Bupati Magetan Diboyong ke Rumah Sakit

Kejaksaan Blitar menyelidiki enam surat keputusan Wali Kota yang merugikan Rp 2,4 miliar.

Tak sampai lima jam berada dalam tahanan Lembaga Pemasyarakatan Magetan, Jawa Timur, Bupati Saleh Muljono diboyong keluarganya ke Rumah Sakit Sayyidiman pukul empat dini hari kemarin.

Tersangka kasus dugaan korupsi pembangunan gedung olahraga serta gedung Dewan Perwakilan Rakyat Daerah Magetan senilai Rp 7 miliar itu diduga depresi dan syok. Tolong, Bapak lagi sakit, jangan diganggu dulu, kata Ahmad Rifa'i, kuasa hukumnya. Saleh dijebloskan ke tahanan pada Senin lalu pukul 23.30. Penahanan ini dilakukan setelah Kepolisian Daerah Jawa Timur melimpahkan berkas penyidikan ke Kejaksaan Tinggi Jawa Timur.

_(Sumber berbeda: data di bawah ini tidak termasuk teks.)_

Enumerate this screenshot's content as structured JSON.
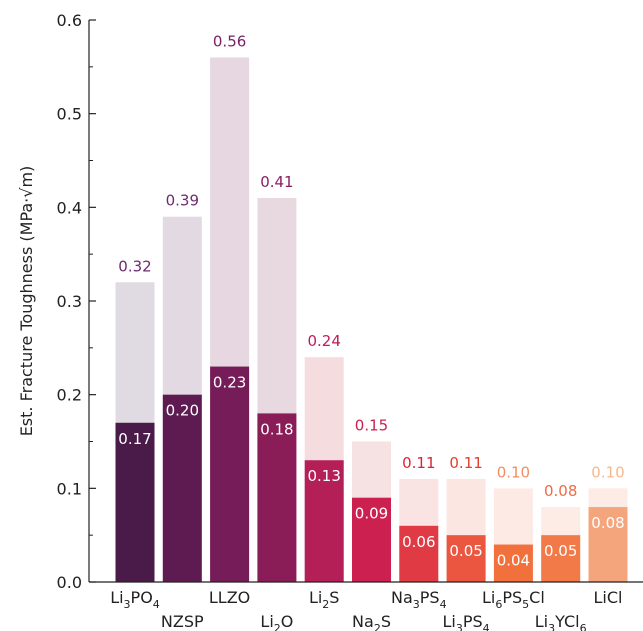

Ia menjadi tersangka berdasarkan temuan Badan Pengawasan Keuangan dan Pembangunan bahwa ada penggelembungan anggaran senilai Rp 3,2 miliar dari total dana pembangunan GOR Ki Mageti dan gedung DPRD Magetan sebesar Rp 12,876 miliar, yang berasal dari Anggaran Pendapatan dan Belanja Daerah 2003. Setelah disidik polisi, Saleh diduga mengorupsi APBD dengan menggelembungkan harga bangunan sebesar Rp 7 miliar.

Selain Saleh, turut menjadi tersangka Syamsul Hadi (Kepala Dinas Pekerjaan Umum Magetan), Gimin (pemimpin proyek), Liauw Enggarwati (Bendahara CV Budi Bersaudara dan CV Budi Karya Mandiri), Sri Wahyuni (Direktur CV Budi Bersaudara) serta Teguh Budi Santoso (Direktur CV Budi Karya Mandiri). Syamsul Hadi dan Gimin telah ditahan di Lembaga Pemasyarakatan Magetan.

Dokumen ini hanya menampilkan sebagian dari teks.